Babylon’s approach is somewhat akin to the strategies employed by other restaking protocols like EigenLayer, Symbiotic, and Karak on the Ethereum network. However, Babylon distinguishes itself by planning to establish its own blockchain, utilizing native Bitcoin as the primary asset to bolster security across other networks.
In a departure from earlier sidechain efforts to integrate Bitcoin with smart contract platforms, Babylon permits Bitcoin holders to stake their assets directly without the need to bridge to other blockchains. This is facilitated through the use of Cosmos’s Inter-Blockchain Communication (IBC) protocol and several cryptographic methods.
When engaging in staking with Babylon, users retain control of their Bitcoin. However, once staked, the Bitcoin will not be visible in one’s wallet because it is secured in a self-custodial Bitcoin Staking script that current wallets do not recognize. Importantly, control over this script remains exclusively with the user, ensuring that any transfer of funds can only occur with their explicit approval.
The staked Bitcoin is utilized to secure other PoS blockchains, with stakers receiving rewards for their contributions to network security. Nonetheless, akin to all PoS blockchains, there is a risk of slashing.

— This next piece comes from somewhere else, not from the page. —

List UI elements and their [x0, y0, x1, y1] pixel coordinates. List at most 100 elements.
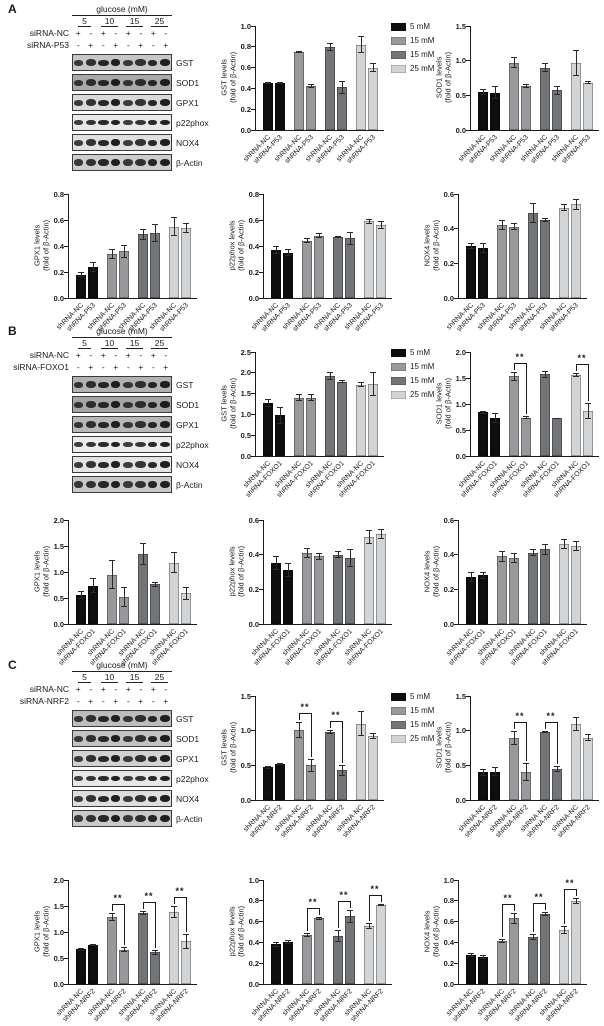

To address the absence of smart contracts, Babylon’s design necessitates that stakers use their private keys to lock and unlock their stakes, and subsequently delegate these keys to a trusted validator for a fee. Should any validator misconduct occur, it would lead to the revelation of stakers’ private keys and the potential slashing of their stakes.
Currently in its testing phase, the Babylon protocol has already sparked considerable interest within the Bitcoin community. To date, over 23,000 Bitcoins have been staked under this protocol.
Interestingly, while users can earn “points” for staking, the team explicitly states on its website that there are no incentives for participation. They also clearly indicate that these points may not be converted into tokens, nor is there any promise of issuing tokens in the future.
Despite the lack of promised incentives, many users remain hopeful about a potential airdrop. The project successfully raised $70 million in its latest funding round this May, led by Paradigm, with contributions from Bullish Capital and Polychain Capital. Some of these funds are likely to be distributed to early contributors.